Biography
Jane Shellenbarger was born in Detroit, Michigan. She was a CORE student at Penland School of Crafts in Penland, North Carolina from 1987-1989. Jane received her B.F.A. degree from the Kansas City Art Institute, and her M.F.A. from Southern Illinois University Edwardsville.
Following graduate school, she worked as a resident artist at the Archie Bray Foundation for the Ceramic Arts in Helena, MT, 1996-97. She established her studio pottery, Mill Station Pottery, in rural Hale, Michigan in 1997.
She has held teaching positions at multiple academic institutions, Kansas City Art Institute and Northern Michigan University and currently, she is an Associate Professor in The School for American Crafts at Rochester Institute of Technology. She has taught at many craft schools around the country, among them, Penland School of Crafts, Arrowmont School of Crafts, and Haystack Mountain School of Crafts.
Jane's work is in the permanent collections of the Renwick Gallery of the National Museum of American Art, Smithsonian Institution, Washington D.C., San Angelo Museum of Fine Art, University of Arkansas, Fayetteville, AR, The Archie Bray Foundation for the Ceramic Arts, and The University Museum, Southern Illinois University at Edwardsville.

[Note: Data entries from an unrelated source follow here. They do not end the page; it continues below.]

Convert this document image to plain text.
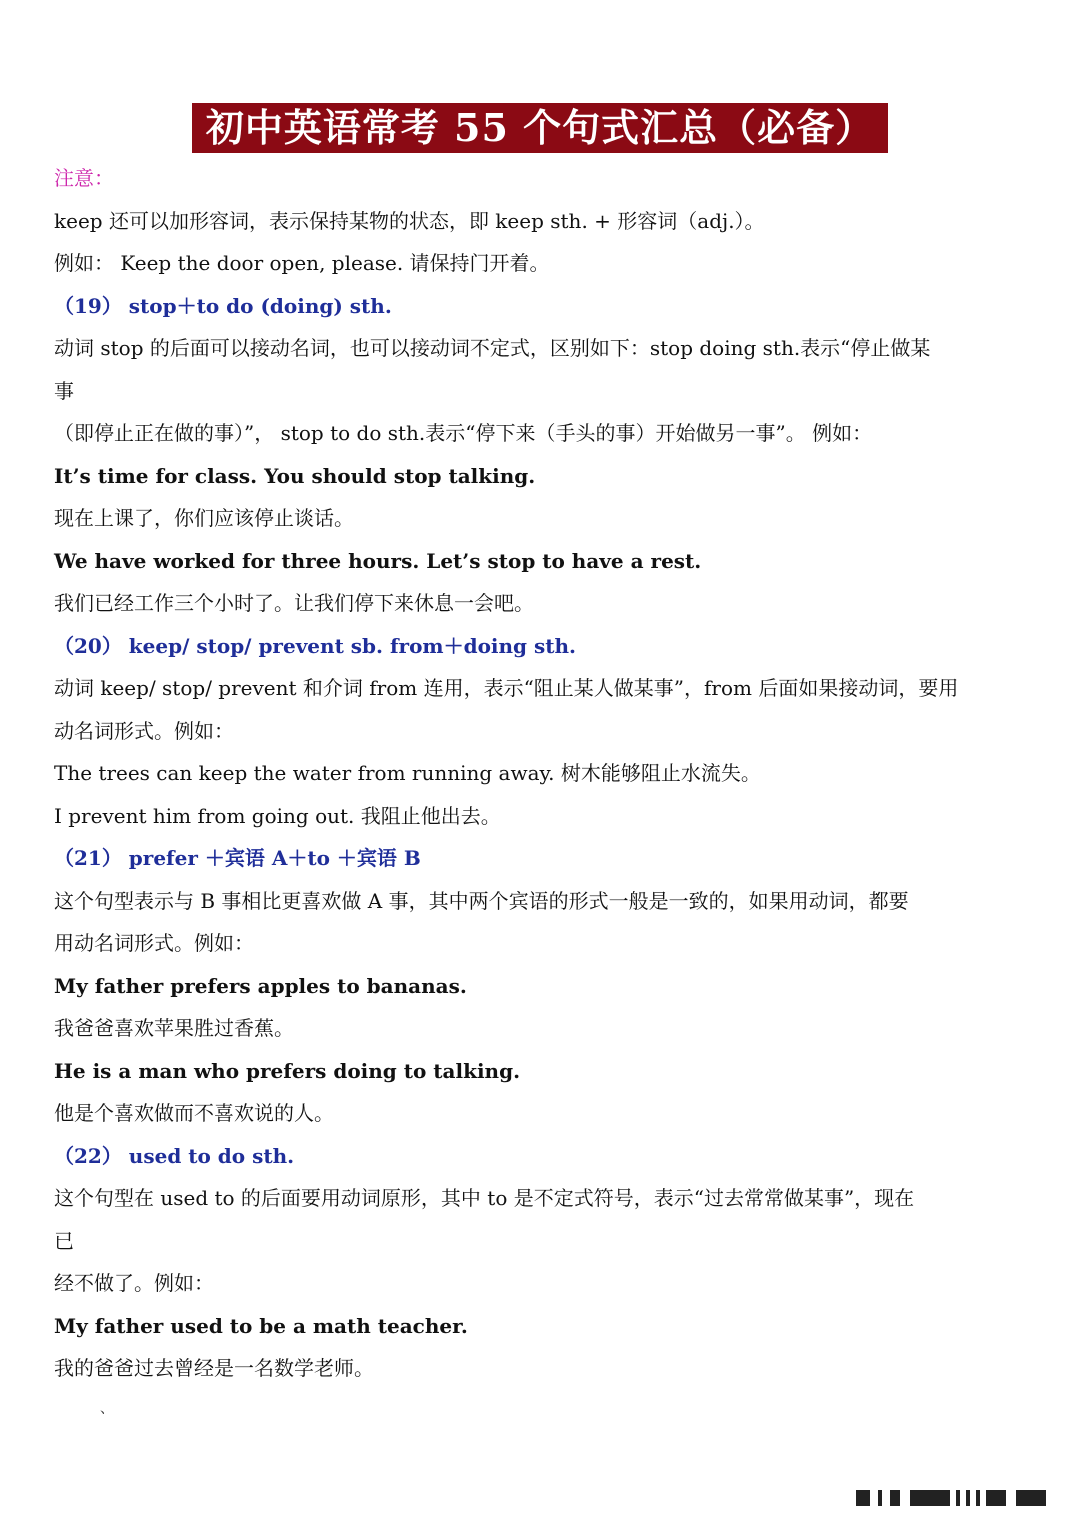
初中英语常考 55 个句式汇总（必备）
注意：
keep 还可以加形容词，表示保持某物的状态，即 keep sth. + 形容词（adj.）。
例如： Keep the door open, please. 请保持门开着。
（19） stop＋to do (doing) sth.
动词 stop 的后面可以接动名词，也可以接动词不定式，区别如下：stop doing sth.表示“停止做某
事
（即停止正在做的事）”， stop to do sth.表示“停下来（手头的事）开始做另一事”。 例如：
It’s time for class. You should stop talking.
现在上课了，你们应该停止谈话。
We have worked for three hours. Let’s stop to have a rest.
我们已经工作三个小时了。让我们停下来休息一会吧。
（20） keep/ stop/ prevent sb. from＋doing sth.
动词 keep/ stop/ prevent 和介词 from 连用，表示“阻止某人做某事”，from 后面如果接动词，要用
动名词形式。例如：
The trees can keep the water from running away. 树木能够阻止水流失。
I prevent him from going out. 我阻止他出去。
（21） prefer ＋宾语 A＋to ＋宾语 B
这个句型表示与 B 事相比更喜欢做 A 事，其中两个宾语的形式一般是一致的，如果用动词，都要
用动名词形式。例如：
My father prefers apples to bananas.
我爸爸喜欢苹果胜过香蕉。
He is a man who prefers doing to talking.
他是个喜欢做而不喜欢说的人。
（22） used to do sth.
这个句型在 used to 的后面要用动词原形，其中 to 是不定式符号，表示“过去常常做某事”，现在
已
经不做了。例如：
My father used to be a math teacher.
我的爸爸过去曾经是一名数学老师。
、
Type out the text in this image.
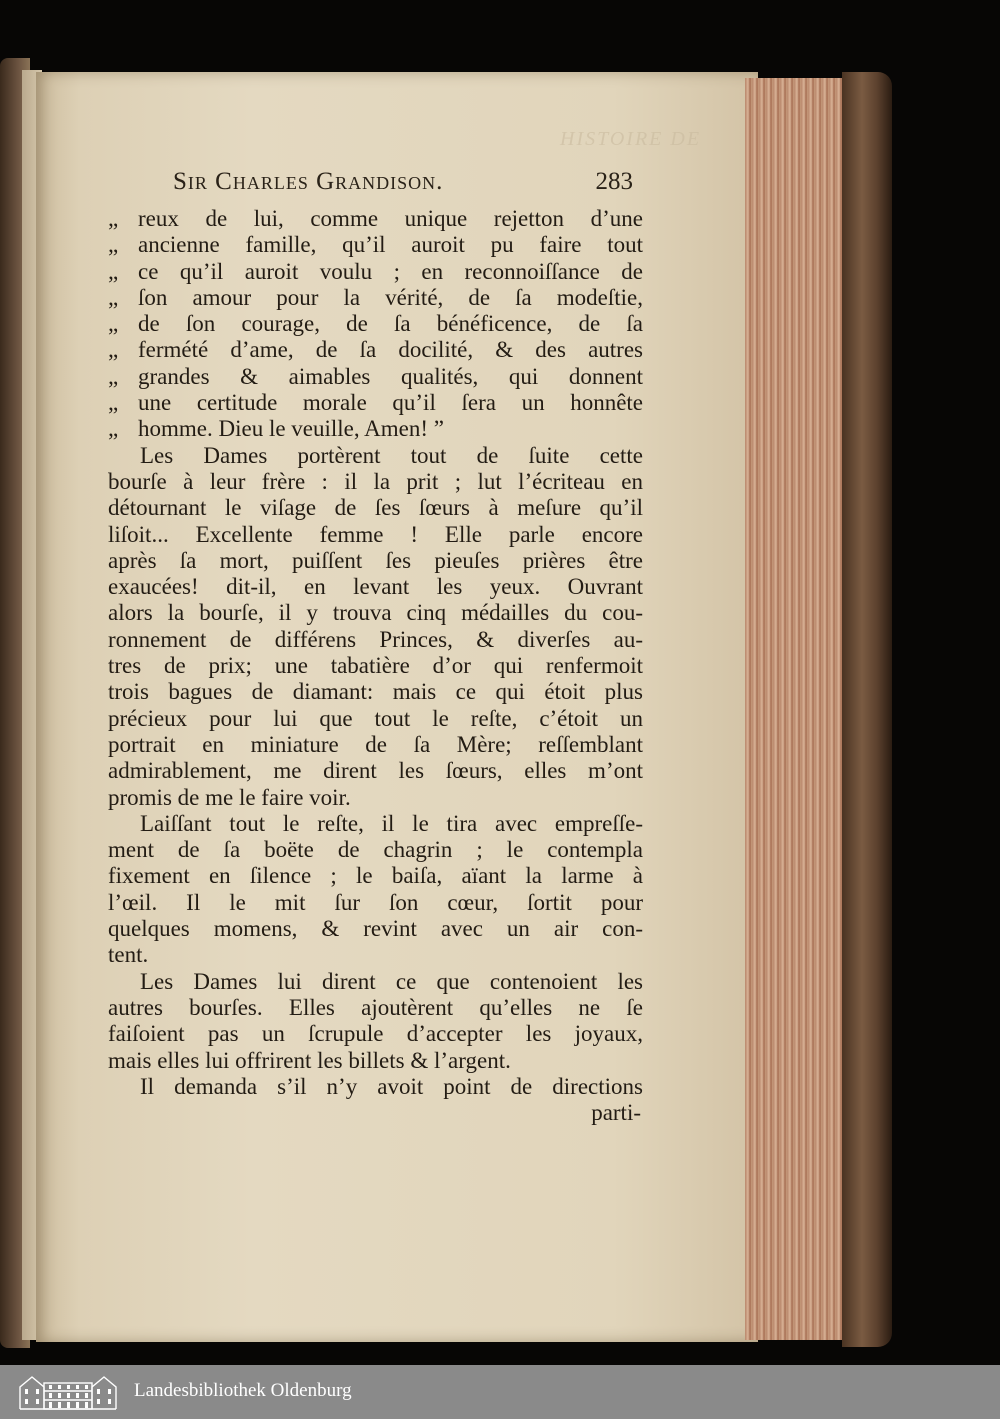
HISTOIRE DE
Sir Charles Grandison.	283
„ reux de lui, comme unique rejetton d’une
„ ancienne famille, qu’il auroit pu faire tout
„ ce qu’il auroit voulu ; en reconnoiſſance de
„ ſon amour pour la vérité, de ſa modeſtie,
„ de ſon courage, de ſa bénéficence, de ſa
„ fermété d’ame, de ſa docilité, & des autres
„ grandes & aimables qualités, qui donnent
„ une certitude morale qu’il ſera un honnête
„ homme. Dieu le veuille, Amen! ”
Les Dames portèrent tout de ſuite cette
bourſe à leur frère : il la prit ; lut l’écriteau en
détournant le viſage de ſes ſœurs à meſure qu’il
liſoit... Excellente femme ! Elle parle encore
après ſa mort, puiſſent ſes pieuſes prières être
exaucées! dit-il, en levant les yeux. Ouvrant
alors la bourſe, il y trouva cinq médailles du cou-
ronnement de différens Princes, & diverſes au-
tres de prix; une tabatière d’or qui renfermoit
trois bagues de diamant: mais ce qui étoit plus
précieux pour lui que tout le reſte, c’étoit un
portrait en miniature de ſa Mère; reſſemblant
admirablement, me dirent les ſœurs, elles m’ont
promis de me le faire voir.
Laiſſant tout le reſte, il le tira avec empreſſe-
ment de ſa boëte de chagrin ; le contempla
fixement en ſilence ; le baiſa, aïant la larme à
l’œil. Il le mit ſur ſon cœur, ſortit pour
quelques momens, & revint avec un air con-
tent.
Les Dames lui dirent ce que contenoient les
autres bourſes. Elles ajoutèrent qu’elles ne ſe
faiſoient pas un ſcrupule d’accepter les joyaux,
mais elles lui offrirent les billets & l’argent.
Il demanda s’il n’y avoit point de directions
parti-
Landesbibliothek Oldenburg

Jane lives in rural western New York. She has built a soda kiln and established a new studio pottery on Buck Run Creek.
Statement
My work focuses on a pottery idiom, often incorporating historical references and images with domestic objects. I work in both porcelain and black clays, firing with atmospheric kilns. The pieces undergo multiple post firings to achieve a depth of surface.
While function continues to be an essential concern, I am most intrigued with the ability of pots to transcend themselves as objects and convey information. The ability for the work to draw relationships to history and culture through form and surface content holds my fascination.
At its best the work becomes both artifact and object of the contemporary world. The use of glaze as a painterly ground provides terrain to interact with imagery and/or form that results in a fertile ground for endless investigation.
Pots are intimate by nature. The history of ceramic objects to commemorate and document our culture is rich. As pots intersect with utility they have the ability to choreograph domestic experience affecting people in a deep and interactive way. The rhythm of making pots is, for me, an endless pursuit to express ideas and define interaction through form.